Google CEO Sundar Pichai showed off AutoML on stage at Google I/O 2017 this week - the annual developer conference that Google throws for app coders and hardware makers to reveal where its products are heading next.

"The way it works is we take a set of candidate neural nets, think of these as little baby neural nets, and we actually use a neural net to iterate through them until we arrive at the best neural net," explains Pichai.

That process is called reinforcement learning, where computers can link trial and error with some kind of reward, just like teaching a dog new tricks.

It takes a massive amount of computational power to do, but Google's hardware is now getting to the stage where one neural net can analyse another.

Neural nets usually take an expert team of scientists and engineers a significant amount of time to put together, but thanks to AutoML, almost anyone will be able to build AI systems to tackle whatever tasks they like.

"We hope AutoML will take an ability that a few PhDs have today and will make it possible in three to five years for hundreds of thousands of developers to design new neural nets for their particular needs," Pichai writes in a blog post.

 

google aiOne neural net selects others. Credit: Google

Machine learning - getting computers to make their own decisions based on sample data - is one approach to developing artificial intelligence, and involves two major steps: training and inference.

Training is exactly that, so it might involve a computer looking at thousands of pictures of cats and dogs to learn what kind of pixel combinations combine for each animal. The inference part is where the system then takes what it's learned to make educated guesses of its own.

Replace cats and dogs with neural nets, and you have some idea of how AutoML works, but instead of recognising animals, it's recognising which systems are smartest.

Based on the results Google has seen, AutoML might be even smarter at recognising the best approaches to solving a problem than the human experts. That potentially takes a huge amount of work out of the process of building the AI systems of the future, because they can be partly self-built.

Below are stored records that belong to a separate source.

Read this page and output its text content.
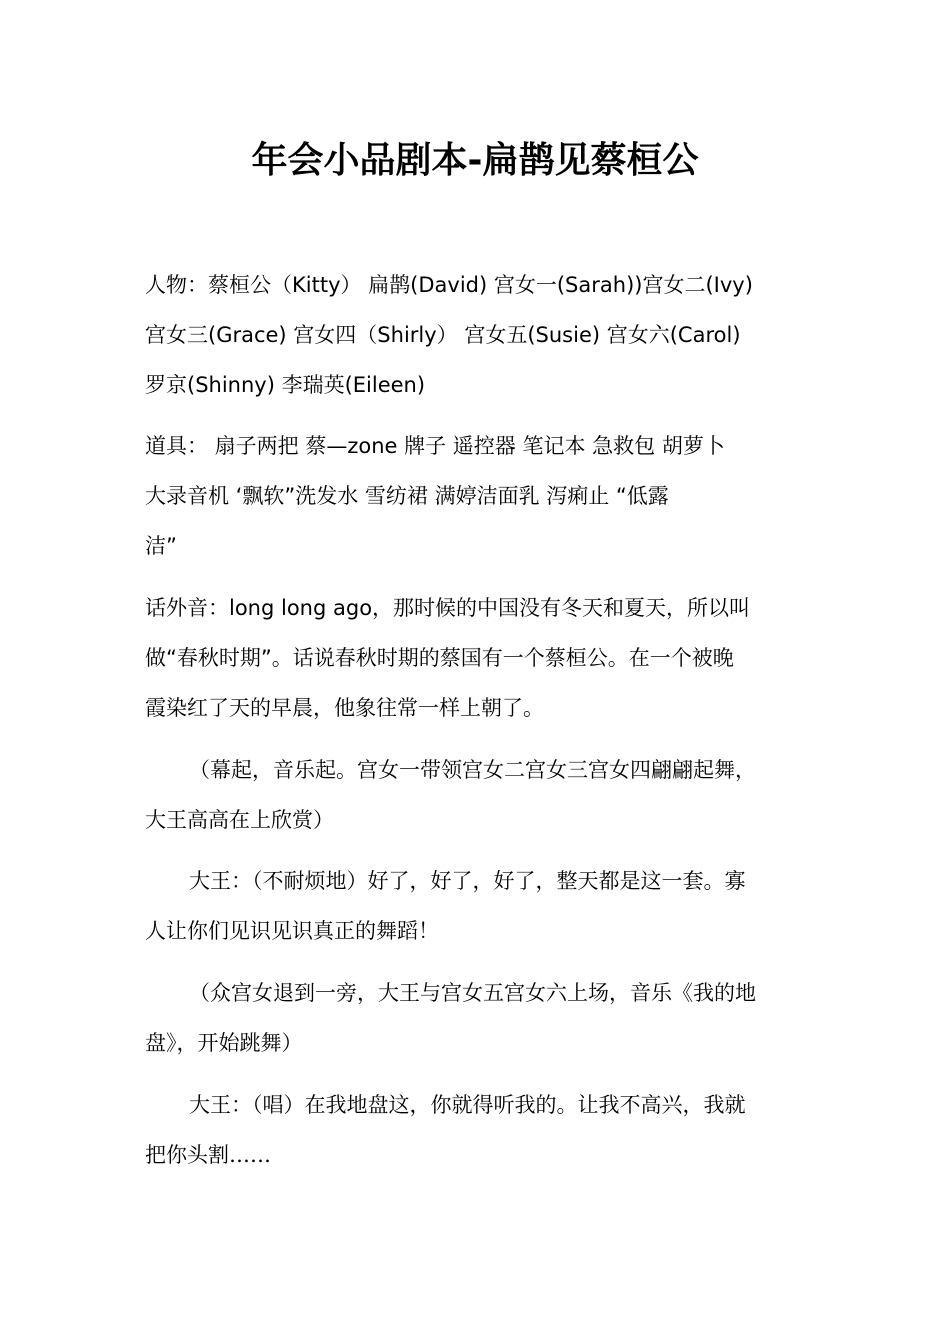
年会小品剧本-扁鹊见蔡桓公
人物：蔡桓公（Kitty） 扁鹊(David) 宫女一(Sarah))宫女二(Ivy)
宫女三(Grace) 宫女四（Shirly） 宫女五(Susie) 宫女六(Carol)
罗京(Shinny) 李瑞英(Eileen)
道具： 扇子两把 蔡—zone 牌子 遥控器 笔记本 急救包 胡萝卜
大录音机 ‘飘软”洗发水 雪纺裙 满婷洁面乳 泻痢止 “低露
洁”
话外音：long long ago，那时候的中国没有冬天和夏天，所以叫
做“春秋时期”。话说春秋时期的蔡国有一个蔡桓公。在一个被晚
霞染红了天的早晨，他象往常一样上朝了。
（幕起，音乐起。宫女一带领宫女二宫女三宫女四翩翩起舞，
大王高高在上欣赏）
大王：（不耐烦地）好了，好了，好了，整天都是这一套。寡
人让你们见识见识真正的舞蹈！
（众宫女退到一旁，大王与宫女五宫女六上场，音乐《我的地
盘》，开始跳舞）
大王：（唱）在我地盘这，你就得听我的。让我不高兴，我就
把你头割……
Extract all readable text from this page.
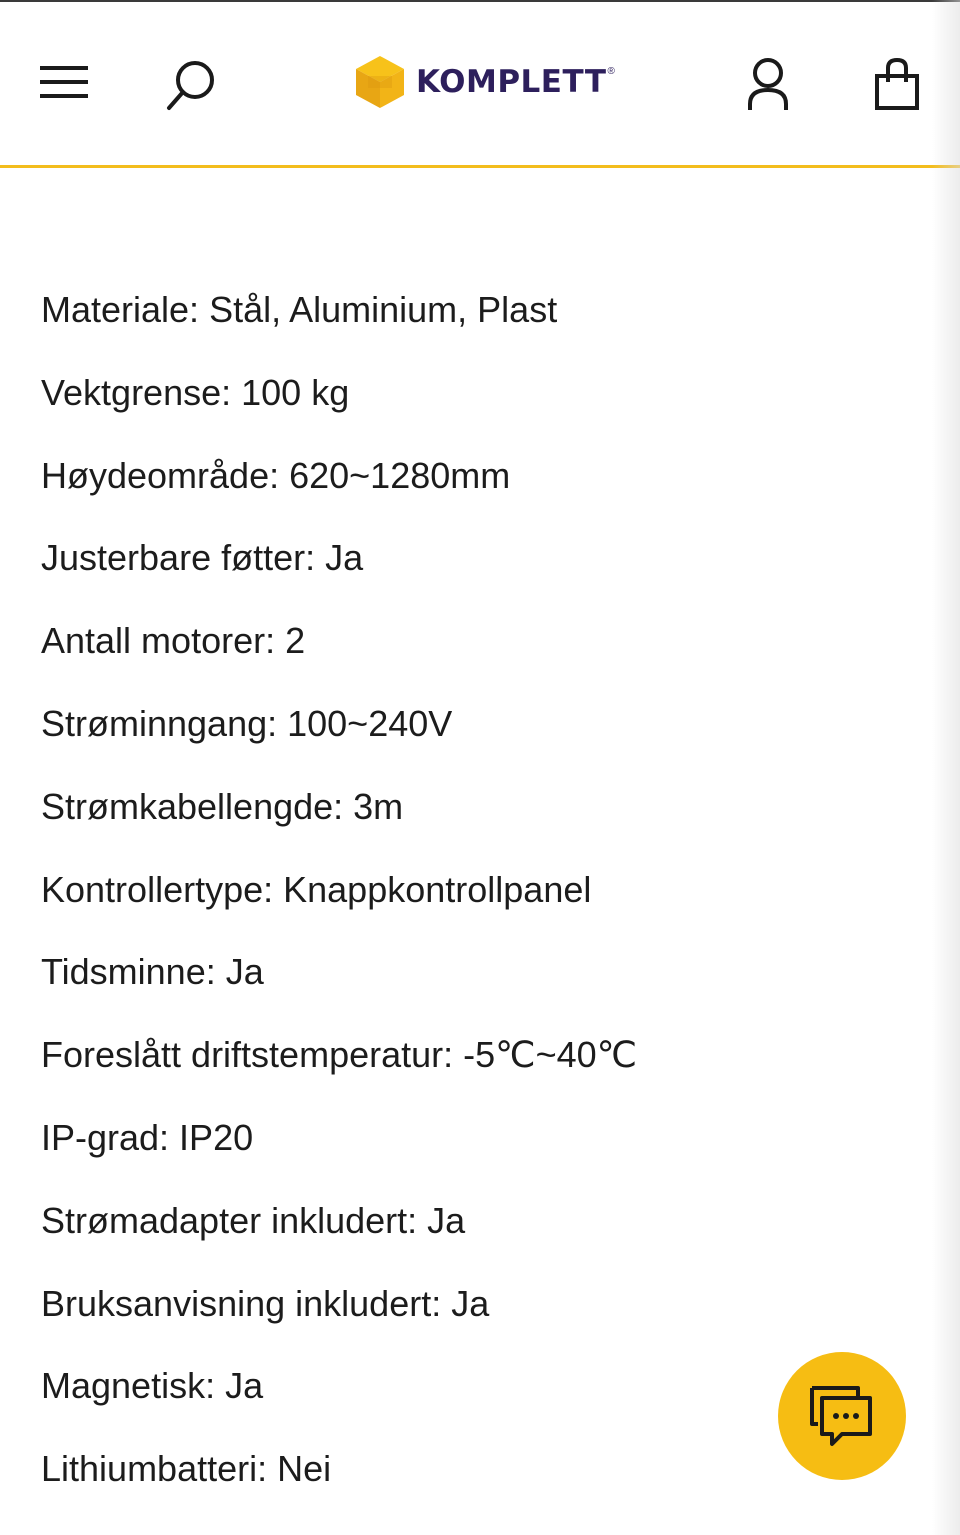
KOMPLETT ®
Materiale: Stål, Aluminium, Plast
Vektgrense: 100 kg
Høydeområde: 620~1280mm
Justerbare føtter: Ja
Antall motorer: 2
Strøminngang: 100~240V
Strømkabellengde: 3m
Kontrollertype: Knappkontrollpanel
Tidsminne: Ja
Foreslått driftstemperatur: -5℃~40℃
IP-grad: IP20
Strømadapter inkludert: Ja
Bruksanvisning inkludert: Ja
Magnetisk: Ja
Lithiumbatteri: Nei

AutoML is still in its early stages, Google says, but AI, machine learning, and deep learning (the advanced machine learning technique designed to mimic the brain's neurons) are all finding their way into the apps we use every day.

 

In demos on stage at I/O, Google showed off how its machine learning technology could brighten up a dark picture or remove obstructions in images, all based on the training its gotten from millions of other sample snaps.

Google says its computers are now even better at recognising what's in a photo than humans are. An app coming soon called Google Lens will be able to identify flowers for you, or businesses on a street, through your phone's camera.

These super-powered, deep learning algorithms are also finding their way into the field of health, where image processing systems can recognise the signs of cancer with even greater accuracy than the professionals.

With the help of AutoML, our AI platforms should get more intelligent more quickly, though it might be a while before you see the benefits in your Android camera app. Before then, app developers and scientists will be able to tap into AutoML.

As Google research scientists, Quoc Le and Barret Zoph, explain: "We think this can inspire new types of neural nets, and make it possible for non-experts to create neural nets tailored to their particular needs, allowing machine learning to have a greater impact to everyone."